I guess what I want to know is, why do you do this to yourself? I have known you for over 2 years now and I would say I know you pretty damn well, yet this is beyond me. Why do you let this continue?
WHAT do you see in him?
WHAT THE FUCK makes him so damn special, that you would actually compromise on your own values and let him feel other girls up?? Don't you see how utterly WRONG that is?!
Goddess, how I hate him! Before it was just dislike, but it has become full blown hatred after all this bullshit he's put you through- why the hell are you putting up with it?
GODDAMNIT! I hate just sitting by and watching him hurt you! I absolutely detest the fact that you ALLOW him to, and that I can't do a goddamned thing about it. How can you bear to let him do everything you allow him to do?
What has he done to deserve your love and trust? I can tell you- SWEET FUCK ALL. In the time that you have been together, all that he has succeeded in doing is being a secretive asshole, hiding things from you, lying to you and generally treating you (and me along the way) like shit.
YOU DESERVE MORE THAN THIS.
You are beautiful (and he is not even goodlooking).
You are smart (and he didn't even finish highschool).
You are a kind and generous person (and he acts like a selfish, spoilt child)

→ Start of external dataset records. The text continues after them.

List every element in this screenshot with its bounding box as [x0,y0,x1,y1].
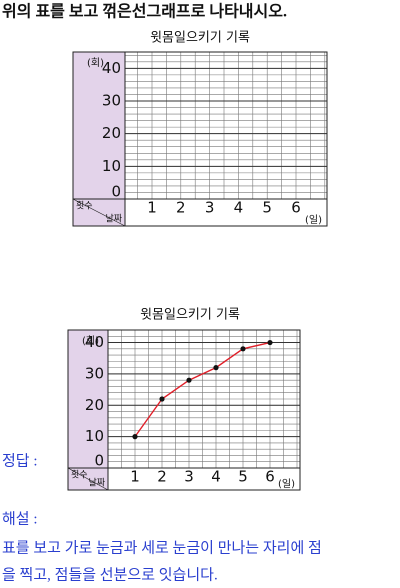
chart-title: 윗몸일으키기 기록 [140,308,240,323]
x-tick-label: 1 [147,199,157,217]
y-tick-label: 40 [85,333,104,351]
x-tick-label: 2 [176,199,186,217]
plot-area [125,52,327,199]
data-point [159,396,165,402]
x-tick-label: 3 [205,199,215,217]
y-tick-label: 40 [102,59,121,77]
x-tick-label: 6 [265,468,275,486]
y-tick-label: 10 [102,157,121,175]
x-tick-label: 5 [262,199,272,217]
chart-title: 윗몸일으키기 기록 [150,31,250,46]
y-tick-label: 20 [85,396,104,414]
series-line [134,341,271,438]
corner-top: 횟수 [76,200,93,212]
frame [67,329,301,491]
x-tick-label: 3 [184,468,194,486]
data-point [213,365,219,371]
y-tick-label: 0 [111,183,121,201]
explanation-line: 을 찍고, 점들을 선분으로 잇습니다. [2,566,218,583]
y-tick-label: 0 [94,452,104,470]
data-point [186,377,192,383]
corner-diagonal [67,467,109,491]
x-unit: (일) [305,214,322,226]
explanation-label: 해설 : [2,510,38,527]
y-tick-label: 30 [102,92,121,110]
answer-label: 정답 : [2,452,38,469]
data-point [132,434,138,440]
question: 위의 표를 보고 꺾은선그래프로 나타내시오. [2,3,287,21]
y-unit: (회) [82,335,99,347]
corner-bottom: 날짜 [105,214,122,225]
x-tick-label: 6 [291,199,301,217]
y-tick-label: 20 [102,124,121,142]
x-unit: (일) [278,478,295,490]
label-column [68,330,108,490]
frame [72,51,328,227]
data-point [240,346,246,352]
label-column [73,52,125,226]
x-tick-label: 2 [157,468,167,486]
y-unit: (회) [87,57,104,69]
x-tick-label: 4 [211,468,221,486]
corner-bottom: 날짜 [88,478,105,489]
corner-top: 횟수 [71,469,88,481]
data-point [267,339,273,346]
x-tick-label: 5 [238,468,248,486]
y-tick-label: 30 [85,364,104,382]
x-tick-label: 4 [234,199,244,217]
explanation-line: 표를 보고 가로 눈금과 세로 눈금이 만나는 자리에 점 [2,539,322,556]
y-tick-label: 10 [85,427,104,445]
corner-diagonal [72,198,126,227]
x-tick-label: 1 [130,468,140,486]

You are considerate (and he hangs up on people and ditches your own birthday dinner).
You are worth SO MUCH MORE than he can ever give you, so why the fuck are you so blind to that fact? Why do you stay with someone who treats you so badly? Why have you given up SO MUCH to be with this man, this ugly, stupid, self centered asshole, who says that he loves you and then hurts you so much that you have to cry on the phone to me about it?
WHY ARE YOU WITH HIM?
Scream at him, yell at him, tell him all the things that you won't and then DUMP HIM, because he will never ever be the person you think he is, and the person that you actually need him to be.
Or at the very least, let me do it for you. Let me come over and beat the living emotional crap out of him, because that is what HE deserves, not you.
I love you and I want you to be happy, but you need to understand that that is why I cannot support this relationship, because I can see all the things you can't, and all I can see for you and him is pain.